Scientific classification
- Kingdom: Plantae
- Clade: Tracheophytes
- Clade: Angiosperms
- Clade: Eudicots
- Clade: Rosids
- Order: Malpighiales
- Family: Hypericaceae
- Genus: Hypericum
- Section: H. sect. Myriandra
- Subsection: H. subsect. Centrosperma
- Species: H. tenuifolium
- Binomial name: Hypericum tenuifolium Pursh
- Synonyms: Hypericum coris Walter ; Hypericum fasciculatum var. laxifolium Choisy ; Hypericum galioides var. reductum Svenson ; Hypericum reductum (Svenson) P.B.Adams ;

= Hypericum tenuifolium =

- Genus: Hypericum
- Species: tenuifolium
- Authority: Pursh
- Conservation status: G5

Species of flowering plant in the St John's wort family

Hypericum tenuifolium, known as Atlantic St. John's-wort and sandhill St.
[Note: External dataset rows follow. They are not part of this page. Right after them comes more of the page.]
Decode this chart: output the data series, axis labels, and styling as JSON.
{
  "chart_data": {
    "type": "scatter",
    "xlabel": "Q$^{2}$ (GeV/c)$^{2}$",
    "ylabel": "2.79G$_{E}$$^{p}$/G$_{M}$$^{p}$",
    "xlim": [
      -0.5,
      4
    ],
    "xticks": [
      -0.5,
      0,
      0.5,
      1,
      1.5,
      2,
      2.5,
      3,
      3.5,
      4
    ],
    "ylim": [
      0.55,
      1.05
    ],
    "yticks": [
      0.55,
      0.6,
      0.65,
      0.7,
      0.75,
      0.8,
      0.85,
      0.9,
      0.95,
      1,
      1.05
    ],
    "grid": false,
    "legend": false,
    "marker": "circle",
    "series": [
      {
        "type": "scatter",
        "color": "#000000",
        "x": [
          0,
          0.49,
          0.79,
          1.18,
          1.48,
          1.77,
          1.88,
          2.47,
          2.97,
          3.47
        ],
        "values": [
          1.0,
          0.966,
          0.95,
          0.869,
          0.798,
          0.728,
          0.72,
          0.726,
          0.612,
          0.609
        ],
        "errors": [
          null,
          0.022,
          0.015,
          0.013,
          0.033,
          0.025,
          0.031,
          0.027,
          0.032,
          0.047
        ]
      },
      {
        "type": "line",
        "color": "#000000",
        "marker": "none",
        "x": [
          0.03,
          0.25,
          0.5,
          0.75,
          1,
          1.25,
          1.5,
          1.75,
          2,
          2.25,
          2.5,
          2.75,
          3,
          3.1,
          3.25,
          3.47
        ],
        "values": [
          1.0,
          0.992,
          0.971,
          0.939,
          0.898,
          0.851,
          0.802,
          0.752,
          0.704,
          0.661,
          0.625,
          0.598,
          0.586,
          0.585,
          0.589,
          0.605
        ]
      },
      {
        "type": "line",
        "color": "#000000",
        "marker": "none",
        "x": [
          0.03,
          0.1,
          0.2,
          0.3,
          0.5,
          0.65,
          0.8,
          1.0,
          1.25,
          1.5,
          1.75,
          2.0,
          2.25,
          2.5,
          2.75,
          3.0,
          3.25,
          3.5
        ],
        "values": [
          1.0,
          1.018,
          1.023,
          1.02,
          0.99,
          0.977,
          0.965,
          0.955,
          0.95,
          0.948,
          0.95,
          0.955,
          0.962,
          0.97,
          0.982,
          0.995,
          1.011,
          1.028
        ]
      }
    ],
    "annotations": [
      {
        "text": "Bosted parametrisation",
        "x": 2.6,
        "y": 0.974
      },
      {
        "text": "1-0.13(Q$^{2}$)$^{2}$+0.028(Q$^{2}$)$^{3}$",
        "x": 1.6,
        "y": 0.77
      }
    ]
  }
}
John's-wort, is a species of flowering plant in the St. John's wort family, Hypericaceae. It is endemic to the Southeastern United States.

==Description==
Atlantic St. John's-wort is a small, spreading shrub, growing 10-50 cm tall and forming mats. The leaves are very narrow, hence its name tenuifolium (from Latin tenuis 'thin' and folium 'leaf'), and are only 0.4-0.8 mm broad and 4-11 mm long, with rounded tips and revolute margins. The flowerheads are narrowly cylindric, producing 1–7 flowers. Each flower is 10-14 mm broad with 5 sepals, 5 bright yellow petals, and 50–90 stamens. The ovaries are three-parted, forming cylindric capsule fruits. It flowers in the summer, typically June through September, but sometimes as late as December.

==Distribution and habitat==
Hypericum tenuifolium occurs in the Atlantic coastal plain in the southeastern United States, in Alabama, Florida, Georgia, North Carolina, and South Carolina. Its habitat includes dry, open, sandy areas such as pine flatwoods, pine savannas, and sandhills.